How to Make Sure Your Website Is Fully Accessible | TechWell

How to Make Sure Your Website Is Fully Accessible

Blind person using a Braille screen reader

Web accessibility allows anyone to use the web, particularly those who have disabilities. According to the World Wide Web Consortium, an accessible website is one that people with disabilities can understand or perceive, navigate, operate, use, and interact with easily and conveniently. Accessibility benefits others as well, including the elderly.

Enacted in 1990, the Americans with Disabilities Act (ADA) provides legal protection to people with disabilities when accessing places of public accommodations. The law required all government offices and business establishments to make the necessary improvements needed to make their buildings accessible to people with disabilities.

With the increasing use of the web in private and commercial transactions, the ADA was amended in 2008 to expand the definition of “places of public accommodation” to include websites, software applications, tools, platforms, and other forms of information technology.

But ensuring accessibility is not only a legal requirement; it should also be a social responsibility of web developers, testers, and other software professionals.

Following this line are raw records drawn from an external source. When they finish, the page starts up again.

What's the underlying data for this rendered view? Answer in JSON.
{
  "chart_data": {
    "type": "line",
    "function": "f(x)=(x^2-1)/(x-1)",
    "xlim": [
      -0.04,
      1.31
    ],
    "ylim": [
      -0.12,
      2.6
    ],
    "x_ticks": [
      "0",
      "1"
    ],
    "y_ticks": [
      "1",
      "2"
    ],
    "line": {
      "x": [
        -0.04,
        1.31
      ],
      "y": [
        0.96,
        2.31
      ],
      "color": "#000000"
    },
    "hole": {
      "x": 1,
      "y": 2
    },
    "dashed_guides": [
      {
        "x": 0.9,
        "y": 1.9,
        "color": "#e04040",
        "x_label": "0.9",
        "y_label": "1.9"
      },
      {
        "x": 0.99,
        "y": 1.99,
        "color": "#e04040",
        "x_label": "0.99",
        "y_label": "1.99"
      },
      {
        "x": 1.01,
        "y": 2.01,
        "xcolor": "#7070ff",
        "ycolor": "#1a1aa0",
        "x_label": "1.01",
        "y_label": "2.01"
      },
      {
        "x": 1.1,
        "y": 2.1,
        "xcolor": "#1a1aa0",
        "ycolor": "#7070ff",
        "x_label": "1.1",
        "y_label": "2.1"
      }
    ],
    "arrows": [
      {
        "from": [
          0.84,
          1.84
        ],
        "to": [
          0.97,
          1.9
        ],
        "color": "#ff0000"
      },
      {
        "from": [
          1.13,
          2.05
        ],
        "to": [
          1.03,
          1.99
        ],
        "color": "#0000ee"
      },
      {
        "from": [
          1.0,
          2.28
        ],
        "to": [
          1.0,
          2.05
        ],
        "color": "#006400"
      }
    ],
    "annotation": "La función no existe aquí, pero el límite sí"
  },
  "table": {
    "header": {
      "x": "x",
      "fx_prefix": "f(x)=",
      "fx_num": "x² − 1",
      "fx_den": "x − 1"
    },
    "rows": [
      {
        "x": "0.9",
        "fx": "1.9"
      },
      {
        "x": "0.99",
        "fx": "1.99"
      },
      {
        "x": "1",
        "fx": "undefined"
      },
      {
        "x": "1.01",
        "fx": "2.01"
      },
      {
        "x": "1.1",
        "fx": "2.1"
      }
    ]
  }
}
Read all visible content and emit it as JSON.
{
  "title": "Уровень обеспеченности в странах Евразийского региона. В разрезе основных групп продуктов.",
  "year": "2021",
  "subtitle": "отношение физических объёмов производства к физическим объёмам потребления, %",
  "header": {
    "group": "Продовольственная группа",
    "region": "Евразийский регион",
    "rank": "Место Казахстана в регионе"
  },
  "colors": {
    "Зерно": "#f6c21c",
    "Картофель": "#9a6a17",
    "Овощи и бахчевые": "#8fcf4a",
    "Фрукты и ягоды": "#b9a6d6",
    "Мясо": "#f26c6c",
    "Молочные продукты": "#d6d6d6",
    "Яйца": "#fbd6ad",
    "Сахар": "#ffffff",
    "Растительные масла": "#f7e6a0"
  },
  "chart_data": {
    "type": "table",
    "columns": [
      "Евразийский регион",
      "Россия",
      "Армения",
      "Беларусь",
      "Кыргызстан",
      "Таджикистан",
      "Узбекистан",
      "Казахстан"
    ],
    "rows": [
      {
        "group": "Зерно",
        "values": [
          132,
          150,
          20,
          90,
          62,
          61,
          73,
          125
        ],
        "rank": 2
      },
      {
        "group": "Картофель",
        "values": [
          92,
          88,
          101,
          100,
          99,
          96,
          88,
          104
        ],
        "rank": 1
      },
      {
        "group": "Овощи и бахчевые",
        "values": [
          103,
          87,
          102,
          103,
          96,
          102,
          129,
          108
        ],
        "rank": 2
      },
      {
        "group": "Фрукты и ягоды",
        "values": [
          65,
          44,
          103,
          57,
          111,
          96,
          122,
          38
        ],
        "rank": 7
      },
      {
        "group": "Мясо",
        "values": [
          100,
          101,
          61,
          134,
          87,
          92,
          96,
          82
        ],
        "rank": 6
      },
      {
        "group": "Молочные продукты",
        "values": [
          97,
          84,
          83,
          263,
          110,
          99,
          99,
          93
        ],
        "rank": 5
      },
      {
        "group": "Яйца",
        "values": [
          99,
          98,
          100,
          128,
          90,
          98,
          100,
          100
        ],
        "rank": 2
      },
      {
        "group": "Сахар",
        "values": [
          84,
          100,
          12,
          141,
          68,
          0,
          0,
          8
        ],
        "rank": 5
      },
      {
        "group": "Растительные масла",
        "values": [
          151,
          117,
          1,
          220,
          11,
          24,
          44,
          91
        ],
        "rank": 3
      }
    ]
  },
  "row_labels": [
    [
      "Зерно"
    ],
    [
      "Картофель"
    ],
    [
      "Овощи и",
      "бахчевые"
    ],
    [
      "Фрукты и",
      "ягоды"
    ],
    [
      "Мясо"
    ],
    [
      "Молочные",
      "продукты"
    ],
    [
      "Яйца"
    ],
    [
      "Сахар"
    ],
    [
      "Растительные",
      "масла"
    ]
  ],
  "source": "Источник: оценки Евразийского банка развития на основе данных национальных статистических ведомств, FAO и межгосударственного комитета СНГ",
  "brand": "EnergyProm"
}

Creating an accessibility guide and statement serves numerous purposes. Primarily, it manifests an organization’s sincere commitment to making their site accessible to all. It also defines their accessibility goals, what steps were taken to achieve those goals, what accessibility standards were used, and how people with disabilities can make better use of the website or software.

Making the Web Accessible

The Web Content Accessibility Guidelines (WCAG) lays down the success criteria for web accessibility, along with a detailed list of recommendations to make any website accessible. 

Keyboard Input

With the majority of people with disabilities relying on the keyboard or similar devices to browse the web, keyboard navigation is a major requirement for web accessibility. This involves making sure that all features, buttons, pages, and functionalities can be accessed using the keyboard without a mouse.

Alt Text 

Incorporating alternative text to images, videos, and other non-text content helps people who have poor vision, as well as those who are unable to hear or understand these types of content.

Transcripts for Audio

Adding transcripts to audio content is an easy way to make content accessible, especially to people with hearing problems.

Headers for Structuring Content

The use of headers can make a website look more organized and structured, which contributes to accessibility. They also make content easy to read, which is helpful not only for users with vision issues, but also for those who have cognitive issues.

Accessible Forms

It is a must for an accessible website to have forms that are concise and easy to follow. Such forms should also be organized in a logical manner and be keyboard-accessible.

Removal of Automated Media

Automated media makes websites less accessible. Users should be given the choice to view or not view content without any difficulty or inconvenience.

Web accessibility allows everyone, regardless of age or ability, to use the internet and software products with ease and convenience. It takes only a few steps to make your products fully accessible, so keep accessibility in mind and you’re designing, developing, and testing.